Şam bölgesinde zaman zaman ortaya çıkan ayaklanma, karışıklık ve fitne hareketlerine karşı burada görev yapan bazı valilerin çok büyük hizmetleri olmuştur. 1800’lü yılların başlarından itibaren bütün bölgede etkili olmaya başlayan Vehhabilik hareketine karşı Şam Valilerinden Cezzar Ahmed Paşa’nın çok büyük hizmetleri oldu. Yine Mısır’ın güçlü valilerinden Mehmet Ali Paşa’nın bu tehlikeye karşı vermiş olduğu mücadele, Mısır ile birlikte, Suriye ve bütün bölgede çok önemli ölçüde etkili oldu. Daha sonraki yıllarda Mısır’da Vali Mehmet Ali Paşa tarafından Osmanlı Devletine karşı başlatılan isyan Suriye’yi de içine aldı. Ancak 1841 yılından itibaren Suriye yeniden Osmanlı egemenliği altına girdi.
Suriye’de, Tanzimat dönemi ile birlikte yeni bir idari yapılanmaya sahne oldu. Osmanlılar, bölgeye zaman zaman takviye kuvvetler göndererek isyanları bastırmış, bu tür isyanların önüne geçmek için bölgenin askeri ve idari yapısında önemli reformlar gerçekleştirmiştir. 1864 yılında Trablusşam, Sayda ve Şam vilâyetleri lağvedilerek Suriye vilâyeti adı altında birleştirildi. Böylece tarihte ilk kez bu şekilde merkezi Şam şehri olan Suriye Vilayeti ismi kullanılmaya başlandı.
Bölgede bu yıllarda özellikle İngiltere ve Fransa’nın faaliyetlerinde çok büyük artışlar gözlenmeye başlandı. Birinci Dünya Savaşı’nda Osmanlı Devletinin aldığı mağlubiyetler ve bazı cephelerde yaşanan hezimetler, maalesef bu süreci hızlandırdı. Bu dönemde Mekke Emiri Şerif Hüseyin’in, büyük bir bölgenin yönetiminin kendisine devredilmesi vaadine karşılık olarak İngilizler ile kurduğu yakın ilişki ve işbirliği, bölgedeki bütün dengeleri değiştirdi. İngilizlerin sağladığı büyük para ve silah desteği ile isyan eden Şerif Hüseyin, bölgede önemli bir güç haline gelmeye başladı.

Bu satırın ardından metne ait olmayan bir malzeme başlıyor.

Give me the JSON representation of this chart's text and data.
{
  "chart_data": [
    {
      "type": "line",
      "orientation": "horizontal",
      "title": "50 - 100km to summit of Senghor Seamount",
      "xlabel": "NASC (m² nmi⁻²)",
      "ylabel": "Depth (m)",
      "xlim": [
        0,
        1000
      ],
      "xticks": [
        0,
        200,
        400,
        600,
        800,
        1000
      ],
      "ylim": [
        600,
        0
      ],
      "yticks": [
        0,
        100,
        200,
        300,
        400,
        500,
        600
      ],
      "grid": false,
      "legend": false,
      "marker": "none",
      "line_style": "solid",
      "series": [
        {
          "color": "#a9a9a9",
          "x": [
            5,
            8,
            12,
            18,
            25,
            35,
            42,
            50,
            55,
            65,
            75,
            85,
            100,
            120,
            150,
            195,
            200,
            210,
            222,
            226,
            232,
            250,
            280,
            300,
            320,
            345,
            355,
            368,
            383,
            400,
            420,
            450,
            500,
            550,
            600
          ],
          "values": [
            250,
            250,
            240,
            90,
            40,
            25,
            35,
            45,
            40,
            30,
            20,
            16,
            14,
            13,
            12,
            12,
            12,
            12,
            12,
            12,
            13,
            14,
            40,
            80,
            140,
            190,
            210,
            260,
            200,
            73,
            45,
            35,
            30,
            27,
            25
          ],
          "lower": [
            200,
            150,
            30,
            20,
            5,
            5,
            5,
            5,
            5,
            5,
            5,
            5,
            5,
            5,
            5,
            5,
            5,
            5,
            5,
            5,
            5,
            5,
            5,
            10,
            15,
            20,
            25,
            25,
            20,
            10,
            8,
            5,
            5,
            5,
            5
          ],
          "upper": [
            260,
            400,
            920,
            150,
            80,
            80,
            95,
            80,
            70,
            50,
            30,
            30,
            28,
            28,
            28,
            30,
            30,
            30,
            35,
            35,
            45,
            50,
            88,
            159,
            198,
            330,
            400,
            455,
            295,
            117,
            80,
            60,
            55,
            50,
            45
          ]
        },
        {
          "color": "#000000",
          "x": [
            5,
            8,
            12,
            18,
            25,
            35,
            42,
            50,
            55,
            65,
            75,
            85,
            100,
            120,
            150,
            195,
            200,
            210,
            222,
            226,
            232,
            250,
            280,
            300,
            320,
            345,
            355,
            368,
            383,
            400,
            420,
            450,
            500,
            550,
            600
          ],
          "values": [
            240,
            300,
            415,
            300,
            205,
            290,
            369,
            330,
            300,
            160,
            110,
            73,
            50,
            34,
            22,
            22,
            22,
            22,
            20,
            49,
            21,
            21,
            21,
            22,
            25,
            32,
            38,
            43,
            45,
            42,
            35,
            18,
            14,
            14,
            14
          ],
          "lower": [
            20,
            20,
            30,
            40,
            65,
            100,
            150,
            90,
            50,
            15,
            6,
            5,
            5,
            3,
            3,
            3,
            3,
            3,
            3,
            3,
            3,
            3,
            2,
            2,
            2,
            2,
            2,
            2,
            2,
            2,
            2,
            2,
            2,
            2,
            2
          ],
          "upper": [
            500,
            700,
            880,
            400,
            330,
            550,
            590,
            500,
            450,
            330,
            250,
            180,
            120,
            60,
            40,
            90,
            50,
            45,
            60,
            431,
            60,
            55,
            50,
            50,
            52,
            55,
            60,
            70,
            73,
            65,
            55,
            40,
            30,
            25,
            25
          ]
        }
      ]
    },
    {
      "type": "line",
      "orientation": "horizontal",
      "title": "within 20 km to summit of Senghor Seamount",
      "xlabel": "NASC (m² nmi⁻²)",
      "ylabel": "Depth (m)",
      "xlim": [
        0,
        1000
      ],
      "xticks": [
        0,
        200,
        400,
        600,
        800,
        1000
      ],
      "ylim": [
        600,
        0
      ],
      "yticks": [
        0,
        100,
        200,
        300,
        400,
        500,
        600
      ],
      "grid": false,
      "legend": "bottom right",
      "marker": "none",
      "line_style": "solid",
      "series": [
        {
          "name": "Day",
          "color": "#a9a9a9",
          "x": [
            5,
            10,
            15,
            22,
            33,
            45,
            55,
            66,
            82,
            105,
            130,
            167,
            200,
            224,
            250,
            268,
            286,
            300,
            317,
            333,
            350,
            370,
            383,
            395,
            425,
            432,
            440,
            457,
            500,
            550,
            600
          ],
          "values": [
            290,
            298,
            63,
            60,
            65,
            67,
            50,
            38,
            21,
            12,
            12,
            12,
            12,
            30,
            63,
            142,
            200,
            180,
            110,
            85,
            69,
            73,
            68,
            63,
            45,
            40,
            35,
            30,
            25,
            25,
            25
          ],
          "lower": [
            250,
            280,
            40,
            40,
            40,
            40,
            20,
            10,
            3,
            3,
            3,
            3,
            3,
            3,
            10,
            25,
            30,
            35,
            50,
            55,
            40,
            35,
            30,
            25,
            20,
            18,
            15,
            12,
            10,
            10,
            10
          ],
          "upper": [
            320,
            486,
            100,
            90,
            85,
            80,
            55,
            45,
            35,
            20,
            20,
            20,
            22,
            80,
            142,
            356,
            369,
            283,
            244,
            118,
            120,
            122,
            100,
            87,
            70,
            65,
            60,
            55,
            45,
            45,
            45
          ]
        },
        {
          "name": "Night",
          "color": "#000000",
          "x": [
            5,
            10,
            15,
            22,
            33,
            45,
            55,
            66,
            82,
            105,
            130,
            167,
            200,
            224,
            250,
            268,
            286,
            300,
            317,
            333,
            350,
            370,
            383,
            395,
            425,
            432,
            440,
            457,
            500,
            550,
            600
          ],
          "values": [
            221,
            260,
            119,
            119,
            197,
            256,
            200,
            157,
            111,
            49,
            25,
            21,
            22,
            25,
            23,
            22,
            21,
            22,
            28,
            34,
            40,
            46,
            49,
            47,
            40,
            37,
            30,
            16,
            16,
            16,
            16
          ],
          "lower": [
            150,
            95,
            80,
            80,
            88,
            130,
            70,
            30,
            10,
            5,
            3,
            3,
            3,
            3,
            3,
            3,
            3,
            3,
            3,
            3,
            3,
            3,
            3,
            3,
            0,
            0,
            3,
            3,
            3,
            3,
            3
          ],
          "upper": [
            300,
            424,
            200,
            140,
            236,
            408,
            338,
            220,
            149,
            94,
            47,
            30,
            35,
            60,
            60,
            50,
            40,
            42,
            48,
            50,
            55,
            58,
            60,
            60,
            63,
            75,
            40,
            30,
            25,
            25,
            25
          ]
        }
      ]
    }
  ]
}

Osmanlı ordusu 1917 yılının sonlarında Kudüs’ten, 1918 yılının sonlarına doğru Şam’dan çekilmeye başladı. 1918 yılının başlarında Şam, İngiliz ve Şerif Hüseyin’in oğlu Faysal komutasındaki Arap kuvvetleri tarafından işgal edildi. Arapların birçok ileri gelenlerinin, Osmanlı yönetiminde kalmak şartıyla Arapların yaşadığı bölgelere özerklik verilmesi düşüncesi, halk tarafından sevinçle karşılanırken, bu görüş Avrupa ülkeleri tarafından kabul edilmedi. 1918 yılının sonlarında imzalanan Mondros Mütarekesi ile Suriye ve çevresindeki Osmanlı yönetimine resmen son verildi.
Bazı menfi gelişmelere rağmen Osmanlılar döneminden kalma birçok tarihi eser, halen ayakta durmaya devam etmektedir. Osmanlının son Padişahı ve San Remo’ya sürgün olarak gönderilen Sultan Vahdettin’in naaşı vefatından sonra Şam’a getirilmiş ve burada defnedilmiştir. Bu mezar, Şam’ı ziyaret edenlerin uğrak yerlerinden birisidir.